Jonathan A. Greenblatt
CEO and National Director of the Anti-Defamation League
This article originally appeared in The Forward on November 30, 2016
As his administration draws to a close, many have wondered whether the president will seek to lay down a permanent marker on the Israeli-Palestinian conflict before President-Elect Donald Trump assumes control in January. In fact, two days ago in the The New York Times, former President Jimmy Carter urged Obama to recognize the state of Palestine and support its full entry into the United Nations.
As Carter notes, early in Obama’s tenure, the president announced that resolving the Israeli-Palestinian conflict would be a primary objective and a centerpiece of his diplomacy. However, President Obama’s early missteps should be a lesson to him as he leaves office. A last-ditch effort in Middle East peacemaking would be the wrong play to call in the final minutes of his term in office.
Recall President Obama’s early insistence in 2009 for a complete freeze of Israeli settlement construction before negotiations. That produced a series of unintended consequences that undermined peacemaking and led to a new Palestinian condition for even sitting at the table with their Israeli counterparts: a complete settlement freeze. This tactic has resulted in a lasting stalemate in Middle East negotiations.
A last-minute diplomatic action that, for instance, focuses on settlements alone inevitably will lead to a similar result. Ramallah will continue to resist any flexibility in its positions so long as American pressure can be counted on to “deliver” Israeli concessions without demanding the Palestinian Authority make its own set of difficult choices. Any diplomacy that places the entire onus on Israel for changing the status quo both fails to account for the full complexity of the conflict and will further strengthen Palestinian intransigence.
This has prompted the Palestinian Authority to downplay negotiations and prioritize internationalism, an effort to use multilateral institutions like the United Nations to delegitimize Israel and engage the country in the courtroom rather the negotiating table.
In the latest example of this destructive campaign of delegitimization, the Palestinian Authority recently has pursued an effort to undo the 100-year-old Balfour Declaration rather than to end the 100-year-old conflict and encouraged the passage of a recent UNESCO resolution denying the historic reality of the connection of the Jewish people to holy sites in Jerusalem.
Moreover, unilateral moves undermine the confidence the Israeli public has in the peace process, yet their trust is crucial to achieve long-term success. Any initiative that would further convince the Israeli public that the American government – its greatest ally – primarily blames the Jewish state for the absence of peace is bound to fail.
Such a notion stands in complete opposition to what Israelis see when the Palestinians embrace delegitimization over negotiations or what they read between the lines in the comments of numerous Palestinian leaders: that Palestinian rejection of their very right to exist lies at the heart of the dispute.
In his remaining days, the key question for the Obama White House should be whether any action—whether a speech, unilateral recognition, or a U.N. resolution—will make it more or less difficult for the next president to continue peacemaking, since a meaningful renewal of the process is impossible before Inauguration Day.

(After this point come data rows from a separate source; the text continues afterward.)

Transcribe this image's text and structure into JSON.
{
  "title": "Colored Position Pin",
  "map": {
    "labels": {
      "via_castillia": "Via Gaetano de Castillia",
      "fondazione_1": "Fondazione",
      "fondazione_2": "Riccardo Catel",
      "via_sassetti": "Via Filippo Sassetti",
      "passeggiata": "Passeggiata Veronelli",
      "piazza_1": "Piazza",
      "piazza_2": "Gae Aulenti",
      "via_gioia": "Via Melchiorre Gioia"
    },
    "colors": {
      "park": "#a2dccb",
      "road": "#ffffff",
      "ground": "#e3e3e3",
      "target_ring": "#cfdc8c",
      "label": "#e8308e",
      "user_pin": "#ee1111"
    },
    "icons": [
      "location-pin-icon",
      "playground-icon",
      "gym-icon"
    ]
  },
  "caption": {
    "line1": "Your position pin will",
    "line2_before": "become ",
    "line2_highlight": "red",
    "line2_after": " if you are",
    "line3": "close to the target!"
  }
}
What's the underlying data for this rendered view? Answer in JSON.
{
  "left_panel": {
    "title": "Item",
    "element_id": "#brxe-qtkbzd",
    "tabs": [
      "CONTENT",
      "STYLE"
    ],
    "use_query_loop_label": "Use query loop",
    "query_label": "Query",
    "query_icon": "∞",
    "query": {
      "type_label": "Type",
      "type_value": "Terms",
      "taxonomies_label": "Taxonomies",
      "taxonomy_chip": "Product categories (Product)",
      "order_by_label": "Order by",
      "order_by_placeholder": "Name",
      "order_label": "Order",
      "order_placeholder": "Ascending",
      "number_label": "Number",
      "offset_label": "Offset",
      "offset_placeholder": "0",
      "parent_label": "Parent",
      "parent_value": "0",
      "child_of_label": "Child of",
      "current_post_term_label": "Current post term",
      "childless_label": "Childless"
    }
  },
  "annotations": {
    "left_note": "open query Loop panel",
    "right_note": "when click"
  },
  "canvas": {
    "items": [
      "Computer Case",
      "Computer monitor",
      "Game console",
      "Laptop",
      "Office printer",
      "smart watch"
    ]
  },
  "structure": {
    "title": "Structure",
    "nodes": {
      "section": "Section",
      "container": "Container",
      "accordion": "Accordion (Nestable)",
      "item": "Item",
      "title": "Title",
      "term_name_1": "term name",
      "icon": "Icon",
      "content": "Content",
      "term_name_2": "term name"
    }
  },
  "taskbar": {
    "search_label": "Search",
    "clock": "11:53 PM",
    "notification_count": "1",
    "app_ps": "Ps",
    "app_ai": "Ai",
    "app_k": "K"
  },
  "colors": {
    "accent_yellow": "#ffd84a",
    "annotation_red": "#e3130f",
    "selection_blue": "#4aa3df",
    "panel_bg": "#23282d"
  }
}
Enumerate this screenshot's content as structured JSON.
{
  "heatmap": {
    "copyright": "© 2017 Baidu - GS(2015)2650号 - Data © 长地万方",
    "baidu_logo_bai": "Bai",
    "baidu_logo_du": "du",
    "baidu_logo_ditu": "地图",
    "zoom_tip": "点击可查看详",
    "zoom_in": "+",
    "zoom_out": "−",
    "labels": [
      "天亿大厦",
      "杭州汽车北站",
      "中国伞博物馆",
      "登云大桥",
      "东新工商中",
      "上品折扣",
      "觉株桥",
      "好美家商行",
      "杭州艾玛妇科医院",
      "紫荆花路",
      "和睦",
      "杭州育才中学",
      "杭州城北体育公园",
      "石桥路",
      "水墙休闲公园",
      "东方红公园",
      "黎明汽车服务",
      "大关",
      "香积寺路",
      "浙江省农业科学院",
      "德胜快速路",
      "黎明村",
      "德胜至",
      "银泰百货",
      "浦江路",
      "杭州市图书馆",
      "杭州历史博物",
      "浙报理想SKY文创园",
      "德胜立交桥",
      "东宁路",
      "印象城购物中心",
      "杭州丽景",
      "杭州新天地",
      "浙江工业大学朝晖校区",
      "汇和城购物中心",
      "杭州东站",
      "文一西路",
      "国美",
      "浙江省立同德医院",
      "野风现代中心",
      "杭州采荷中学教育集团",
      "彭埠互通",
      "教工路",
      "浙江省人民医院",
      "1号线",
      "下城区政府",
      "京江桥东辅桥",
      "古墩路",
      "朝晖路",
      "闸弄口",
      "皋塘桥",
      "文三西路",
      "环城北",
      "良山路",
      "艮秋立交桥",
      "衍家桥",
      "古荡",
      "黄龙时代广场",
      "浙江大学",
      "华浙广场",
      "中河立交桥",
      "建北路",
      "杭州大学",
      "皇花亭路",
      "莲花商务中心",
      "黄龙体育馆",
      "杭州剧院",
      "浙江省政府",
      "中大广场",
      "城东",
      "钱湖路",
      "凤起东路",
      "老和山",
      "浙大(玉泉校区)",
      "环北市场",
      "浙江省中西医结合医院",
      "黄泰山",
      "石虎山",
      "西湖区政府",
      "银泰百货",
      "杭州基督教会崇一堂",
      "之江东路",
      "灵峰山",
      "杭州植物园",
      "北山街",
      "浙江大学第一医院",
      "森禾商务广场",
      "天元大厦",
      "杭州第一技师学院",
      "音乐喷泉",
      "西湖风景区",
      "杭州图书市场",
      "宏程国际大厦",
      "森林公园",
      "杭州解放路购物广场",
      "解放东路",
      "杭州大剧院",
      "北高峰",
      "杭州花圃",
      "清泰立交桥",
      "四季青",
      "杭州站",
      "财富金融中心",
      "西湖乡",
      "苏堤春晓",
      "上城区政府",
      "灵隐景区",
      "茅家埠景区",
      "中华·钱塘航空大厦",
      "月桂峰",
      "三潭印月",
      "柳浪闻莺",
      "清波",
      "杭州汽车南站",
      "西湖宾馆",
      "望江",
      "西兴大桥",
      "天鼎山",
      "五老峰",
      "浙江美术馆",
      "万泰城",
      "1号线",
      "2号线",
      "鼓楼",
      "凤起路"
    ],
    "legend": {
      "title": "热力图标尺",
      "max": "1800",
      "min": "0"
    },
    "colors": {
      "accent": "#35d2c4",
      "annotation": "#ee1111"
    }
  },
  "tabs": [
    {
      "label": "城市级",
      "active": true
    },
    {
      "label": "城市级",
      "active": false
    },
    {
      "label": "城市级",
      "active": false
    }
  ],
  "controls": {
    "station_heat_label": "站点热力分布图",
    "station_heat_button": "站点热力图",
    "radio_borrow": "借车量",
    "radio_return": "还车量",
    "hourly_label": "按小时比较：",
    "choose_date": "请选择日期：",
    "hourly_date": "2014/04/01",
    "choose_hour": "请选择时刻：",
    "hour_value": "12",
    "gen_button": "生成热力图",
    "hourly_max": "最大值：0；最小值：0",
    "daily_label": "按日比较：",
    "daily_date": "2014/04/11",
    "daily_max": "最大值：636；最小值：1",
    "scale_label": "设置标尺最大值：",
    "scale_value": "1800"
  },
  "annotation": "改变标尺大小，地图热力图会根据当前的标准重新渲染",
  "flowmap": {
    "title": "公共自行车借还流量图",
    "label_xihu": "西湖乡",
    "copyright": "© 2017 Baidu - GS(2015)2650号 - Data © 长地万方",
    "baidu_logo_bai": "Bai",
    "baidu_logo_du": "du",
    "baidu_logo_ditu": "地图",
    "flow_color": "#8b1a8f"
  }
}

Would such an action elevate the U.S. as an honest broker or tip the scales in favor of either party? Would it convince the Palestinian leadership that only direct negotiations with Israel can achieve their national aspirations? Would it convince Israeli leadership that the U.S. can be counted on to address its legitimate security concerns even as it is forced to consider territorial compromise? Would it somehow change the persistent obstacle of Palestinian resistance to recognizing any Jewish connection to the land of Israel and the legitimacy of the Jewish state?
These are difficult questions, but the evidence suggests that any last-minute U.S. initiative likely will create more harm than good in advancing the peace process.
Among all the nations in the world, the U.S. still has the singular potential to get the parties back to the negotiating table. This could be particularly true if we can harness our history and maximize our mantle as an honest broker. The new dynamics of coordination and collaboration between Israel and its Sunni Arab neighbors might enable unforeseen possibilities.
However, this will not happen in a U.N. Security Council meeting or be achieved by a single speech. It requires time and the dedicated, painstaking, unglamorous work of rebuilding trust. Regardless of how President Obama and his staff may feel about their successors, this is a task for a new administration, not the last great act of an outgoing president.
In the months before President-Elect Trump is sworn in, President Obama can set the stage for this longer view. If he will permit the next Commander-in-Chief to start with a clean slate, there is an opportunity for President Obama to achieve the reset in the region that he so desired. Such deference could reboot the stalled peace process and best serve the interests of all parties, including even his own legacy.
"Any diplomacy that places the entire onus on Israel for changing the status quo both fails to account for the full complexity of the conflict and will further strengthen Palestinian intransigence."